Belarus hat im November 2020 in Ostrovets, 130 km nordwestlich der belarussischen Hauptstadt Minsk und 45 km von der litauischen Hauptstadt Vilnius entfernt, den ersten Reaktor des Landes in Betrieb genommen. Er ist ein Druckwasserreaktor der russischen Bauart VVER mit 1100 MW elektrischer Leistung. Am gleichen Standort will Belarus 2022 einen zweiten Reaktorblock in Betrieb nehmen. Außer zur Energieerzeugung nutzt Belarus laut IAEA Atomtechnik auch in industriellen und medizinischen Einrichtungen.

Vor fünf Jahren hatte schon einmal eine damals 16-köpfige Gruppe des Integrated Regulatory Review Service der IAEA Belarus besucht und einige Nachbesserungen gefordert. Vor einer IRRS-Mission bewertet sich ein Mitgliedsstaat hinsichtlich seines Gesetzes-, Vollzugs- und Organisationsrahmens der nuklearen Sicherheit atomtechnischer Anlagen, das IRRS-Team prüft diese anschließend. 2016 hatte es unter anderem von Belarus verlangt, die Sicherheitspolitik und die Strategie für die Entsorgung radioaktiver Abfälle zu entwickeln, Vorschriften konsistenter zu fassen und die Mitarbeiter der belarussischen Atomaufsicht Gosatomnadzor fortzubilden. Auch sollten die Arbeitsabläufe für behördliche Überprüfungen, Bewertungen und Genehmigungen verbessert werden.

Inzwischen habe Gosatonmadzor eine nationale Politik und Strategie für Atomsicherheit entwickelt, schreibt die IAEA. 2020 trat in Belarus ein Gesetz über Strahlensicherheit in Kraft, in dem unter anderem die staatlichen Zuständigkeiten für Notfälle geklärt werden. Insofern sei Belarus den Empfehlungen der Experten nachgekommen, allerdings nicht in dem Punkt der Schulungen für Gosatomnadzor-Mitarbeiter, in denen sie für "technische Herausforderungen" vorbereitet würden. Die Frage des Umgangs mit radioaktiven Abfällen wird in der aktuellen IAEA-Mitteilung nicht thematisiert.

Das belarussische AKW Ostrovets wird in der EU kritisch gesehen. Das Europaparlament äußerte im Februar dieses Jahres in einer Entschließung "äußerst ernsthafte Bedenken", da der erste Block des AKW in Betrieb gegangen war, ohne dass die Betreiber die internationalen Empfehlungen zur Sicherheitsüberprüfung vollständig umgesetzt hätten. Die Einwohner von Vilnius wurden mit Jod-Tabletten versorgt, um für einen GAU in Ostrovets einigermaßen vorbereitet zu sein.

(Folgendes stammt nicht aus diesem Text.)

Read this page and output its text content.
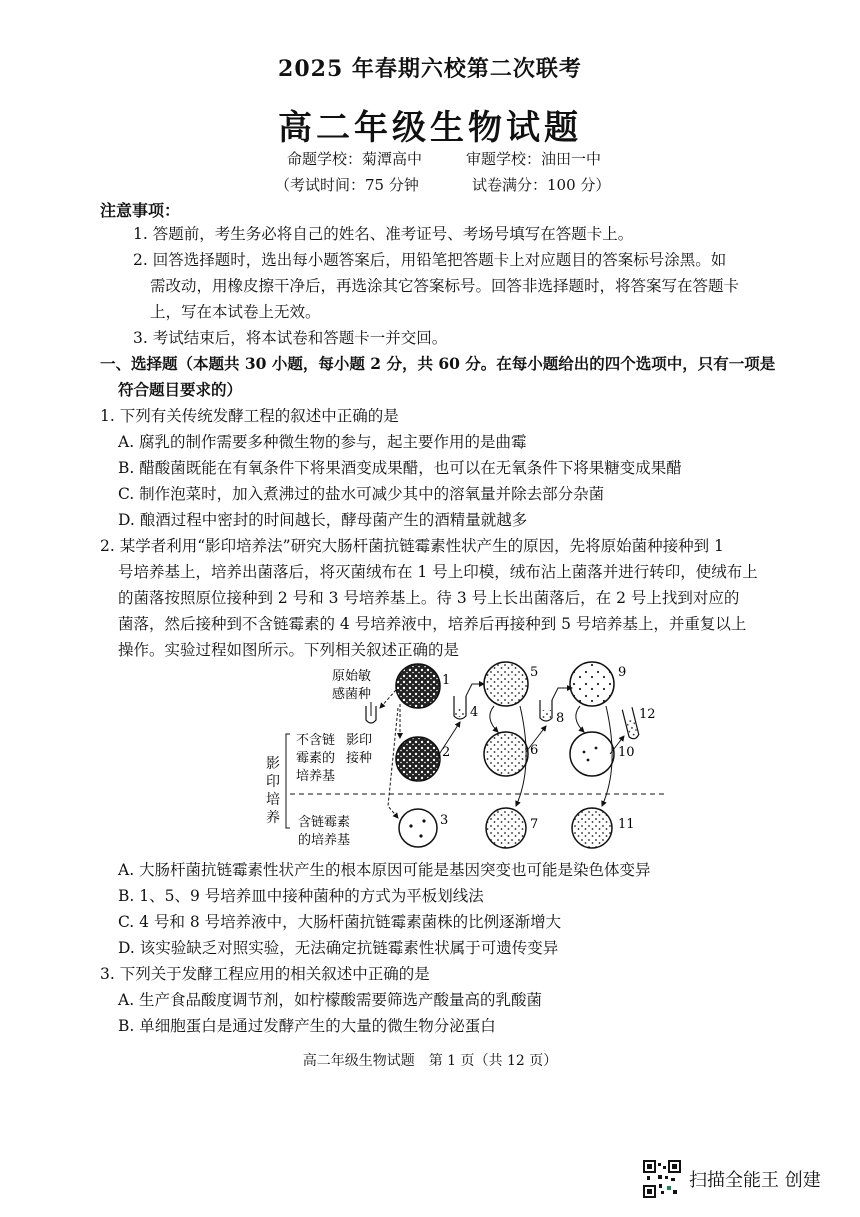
2025 年春期六校第二次联考
高二年级生物试题
命题学校：菊潭高中	审题学校：油田一中
（考试时间：75 分钟	试卷满分：100 分）
注意事项：
1. 答题前，考生务必将自己的姓名、准考证号、考场号填写在答题卡上。
2. 回答选择题时，选出每小题答案后，用铅笔把答题卡上对应题目的答案标号涂黑。如
需改动，用橡皮擦干净后，再选涂其它答案标号。回答非选择题时，将答案写在答题卡
上，写在本试卷上无效。
3. 考试结束后，将本试卷和答题卡一并交回。
一、选择题（本题共 30 小题，每小题 2 分，共 60 分。在每小题给出的四个选项中，只有一项是
符合题目要求的）
1. 下列有关传统发酵工程的叙述中正确的是
A. 腐乳的制作需要多种微生物的参与，起主要作用的是曲霉
B. 醋酸菌既能在有氧条件下将果酒变成果醋，也可以在无氧条件下将果糖变成果醋
C. 制作泡菜时，加入煮沸过的盐水可减少其中的溶氧量并除去部分杂菌
D. 酿酒过程中密封的时间越长，酵母菌产生的酒精量就越多
2. 某学者利用“影印培养法”研究大肠杆菌抗链霉素性状产生的原因，先将原始菌种接种到 1
号培养基上，培养出菌落后，将灭菌绒布在 1 号上印模，绒布沾上菌落并进行转印，使绒布上
的菌落按照原位接种到 2 号和 3 号培养基上。待 3 号上长出菌落后，在 2 号上找到对应的
菌落，然后接种到不含链霉素的 4 号培养液中，培养后再接种到 5 号培养基上，并重复以上
操作。实验过程如图所示。下列相关叙述正确的是
原始敏
感菌种
不含链
霉素的
培养基
影印
接种
影
印
培
养 含链霉素
的培养基
1
2
3
4
5
6
7
8
9
10
11
12
A. 大肠杆菌抗链霉素性状产生的根本原因可能是基因突变也可能是染色体变异
B. 1、5、9 号培养皿中接种菌种的方式为平板划线法
C. 4 号和 8 号培养液中，大肠杆菌抗链霉素菌株的比例逐渐增大
D. 该实验缺乏对照实验，无法确定抗链霉素性状属于可遗传变异
3. 下列关于发酵工程应用的相关叙述中正确的是
A. 生产食品酸度调节剂，如柠檬酸需要筛选产酸量高的乳酸菌
B. 单细胞蛋白是通过发酵产生的大量的微生物分泌蛋白
高二年级生物试题　第 1 页（共 12 页）
扫描全能王 创建
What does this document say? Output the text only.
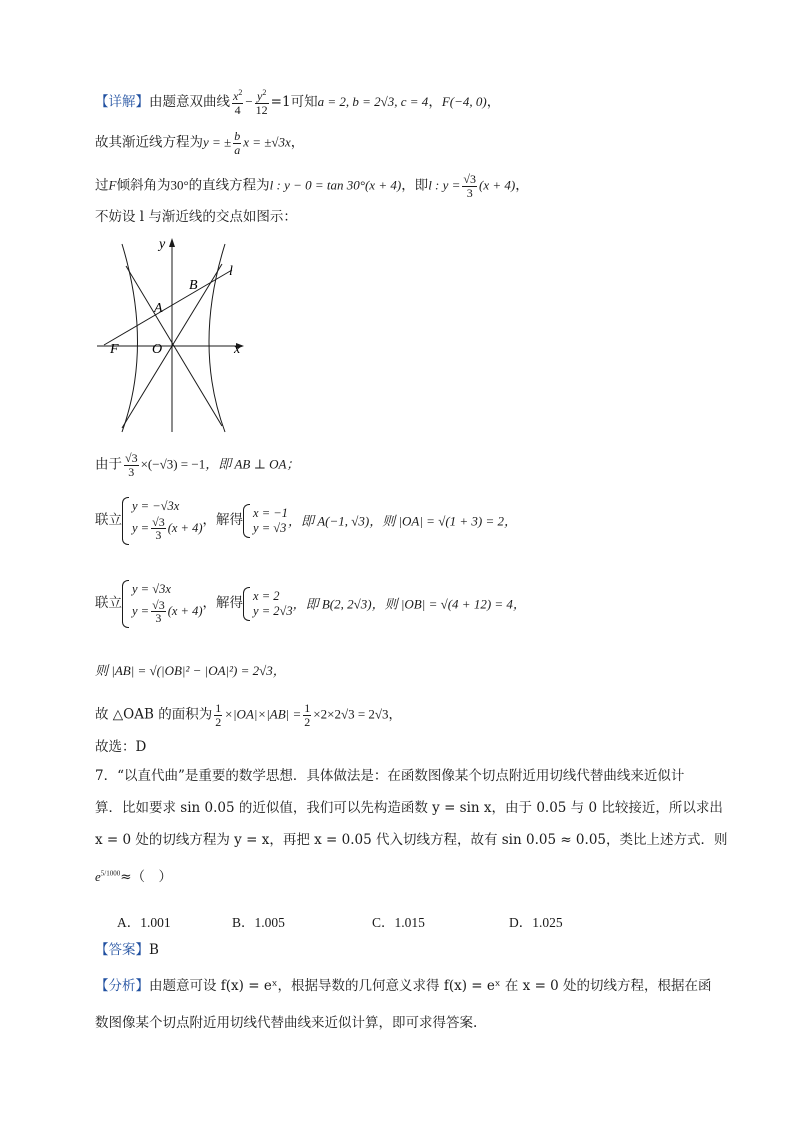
【详解】由题意双曲线 $\frac{x^2}{4} - \frac{y^2}{12} =1$可知a = 2, b = 2√3, c = 4，F(−4, 0)，
故其渐近线方程为y = ± $\frac{b}{a}$ x = ±√3x，
过F倾斜角为30°的直线方程为l : y − 0 = tan 30°(x + 4)，即l : $y = \frac{√3}{3} (x + 4)$，
不妨设 l 与渐近线的交点如图示：
y
x
O
F
A
B
l
由于 $\frac{√3}{3} \times(-√3) = -1$，即 AB ⊥ OA；
联立
y = −√3x
$y = \frac{√3}{3} (x + 4)$ ，解得 x = −1
y = √3 ，即 A(−1, √3)，则 |OA| = √(1 + 3) = 2，
联立
y = √3x
$y = \frac{√3}{3} (x + 4)$ ，解得 x = 2
y = 2√3 ，即 B(2, 2√3)，则 |OB| = √(4 + 12) = 4，
则 |AB| = √(|OB|² − |OA|²) = 2√3，
故 △OAB 的面积为 $\frac{1}{2} \times|OA|\times|AB| = \frac{1}{2} \times 2\times 2√3 = 2√3$，
故选：D
7．“以直代曲”是重要的数学思想．具体做法是：在函数图像某个切点附近用切线代替曲线来近似计
算．比如要求 sin 0.05 的近似值，我们可以先构造函数 y = sin x，由于 0.05 与 0 比较接近，所以求出
x = 0 处的切线方程为 y = x，再把 x = 0.05 代入切线方程，故有 sin 0.05 ≈ 0.05，类比上述方式．则
$e^{5/1000}\approx$（　）
A．1.001	B．1.005	C．1.015	D．1.025
【答案】B
【分析】由题意可设 f(x) = eˣ，根据导数的几何意义求得 f(x) = eˣ 在 x = 0 处的切线方程，根据在函
数图像某个切点附近用切线代替曲线来近似计算，即可求得答案.
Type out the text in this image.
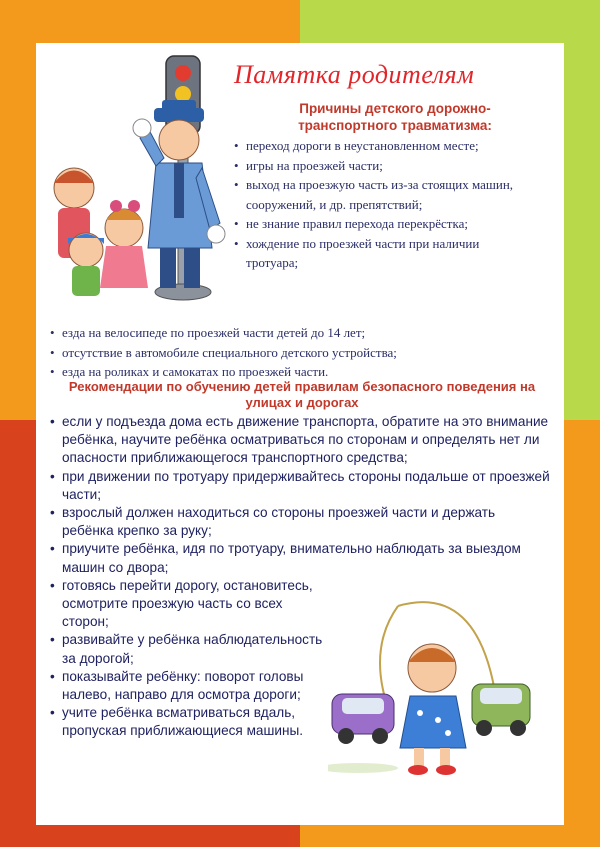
Памятка родителям
Причины детского дорожно-транспортного травматизма:
• переход дороги в неустановленном месте;
• игры на проезжей части;
• выход на проезжую часть из-за стоящих машин, сооружений, и др. препятствий;
• не знание правил перехода перекрёстка;
• хождение по проезжей части при наличии тротуара;
• езда на велосипеде по проезжей части детей до 14 лет;
• отсутствие в автомобиле специального детского устройства;
• езда на роликах и самокатах по проезжей части.
Рекомендации по обучению детей правилам безопасного поведения на улицах и дорогах
• если у подъезда дома есть движение транспорта, обратите на это внимание ребёнка, научите ребёнка осматриваться по сторонам и определять нет ли опасности приближающегося транспортного средства;
• при движении по тротуару придерживайтесь стороны подальше от проезжей части;
• взрослый должен находиться со стороны проезжей части и держать ребёнка крепко за руку;
• приучите ребёнка, идя по тротуару, внимательно наблюдать за выездом машин со двора;
• готовясь перейти дорогу, остановитесь, осмотрите проезжую часть со всех сторон;
• развивайте у ребёнка наблюдательность за дорогой;
• показывайте ребёнку: поворот головы налево, направо для осмотра дороги;
• учите ребёнка всматриваться вдаль, пропуская приближающиеся машины.
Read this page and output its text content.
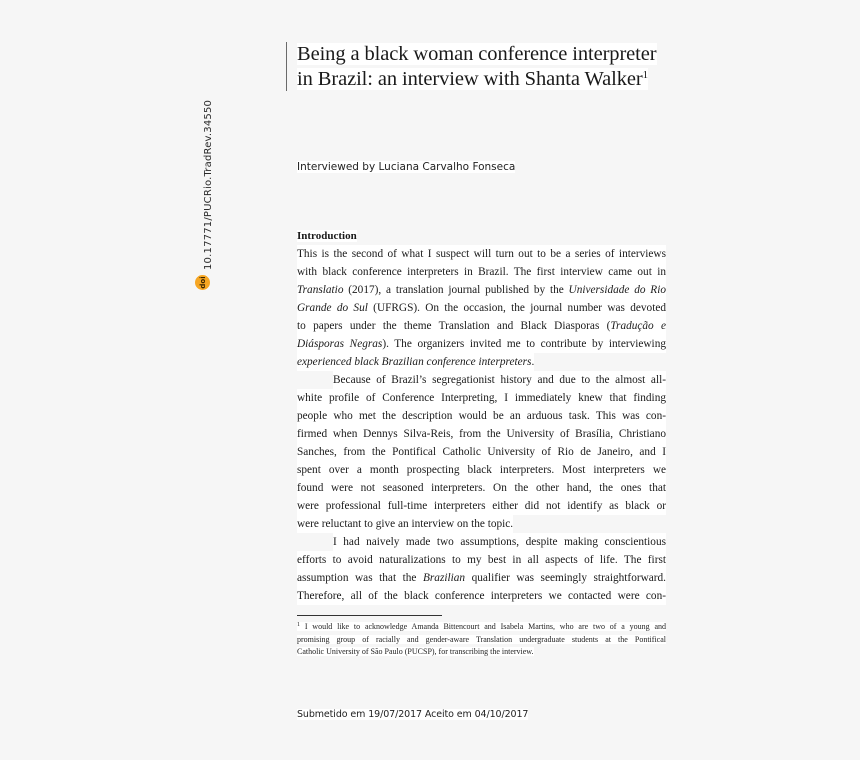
Being a black woman conference interpreter
in Brazil: an interview with Shanta Walker$^1$
10.17771/PUCRio.TradRev.34550
doi
Interviewed by Luciana Carvalho Fonseca
Introduction
This is the second of what I suspect will turn out to be a series of interviews
with black conference interpreters in Brazil. The first interview came out in
Translatio (2017), a translation journal published by the Universidade do Rio
Grande do Sul (UFRGS). On the occasion, the journal number was devoted
to papers under the theme Translation and Black Diasporas (Tradução e
Diásporas Negras). The organizers invited me to contribute by interviewing
experienced black Brazilian conference interpreters.
Because of Brazil’s segregationist history and due to the almost all-
white profile of Conference Interpreting, I immediately knew that finding
people who met the description would be an arduous task. This was con-
firmed when Dennys Silva-Reis, from the University of Brasília, Christiano
Sanches, from the Pontifical Catholic University of Rio de Janeiro, and I
spent over a month prospecting black interpreters. Most interpreters we
found were not seasoned interpreters. On the other hand, the ones that
were professional full-time interpreters either did not identify as black or
were reluctant to give an interview on the topic.
I had naively made two assumptions, despite making conscientious
efforts to avoid naturalizations to my best in all aspects of life. The first
assumption was that the Brazilian qualifier was seemingly straightforward.
Therefore, all of the black conference interpreters we contacted were con-
$^1$ I would like to acknowledge Amanda Bittencourt and Isabela Martins, who are two of a young and
promising group of racially and gender-aware Translation undergraduate students at the Pontifical
Catholic University of São Paulo (PUCSP), for transcribing the interview.
Submetido em 19/07/2017 Aceito em 04/10/2017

Das internationale Netzwerk Institute for War and Peace Reporting kritisierte im Juni dieses Jahres, das von Rosatom in Ostrovetz gebaute Werk sei trotz wiederholter Notabschaltungen und des ungelösten Abfallproblems genehmigt worden, dafür habe der belarussische Machthaber Alexander Lukaschenko gesorgt. In Finnland betrage die Evakuierungszone im Falle eines atomaren Unfalls 1000 km, in Belarus 15 km.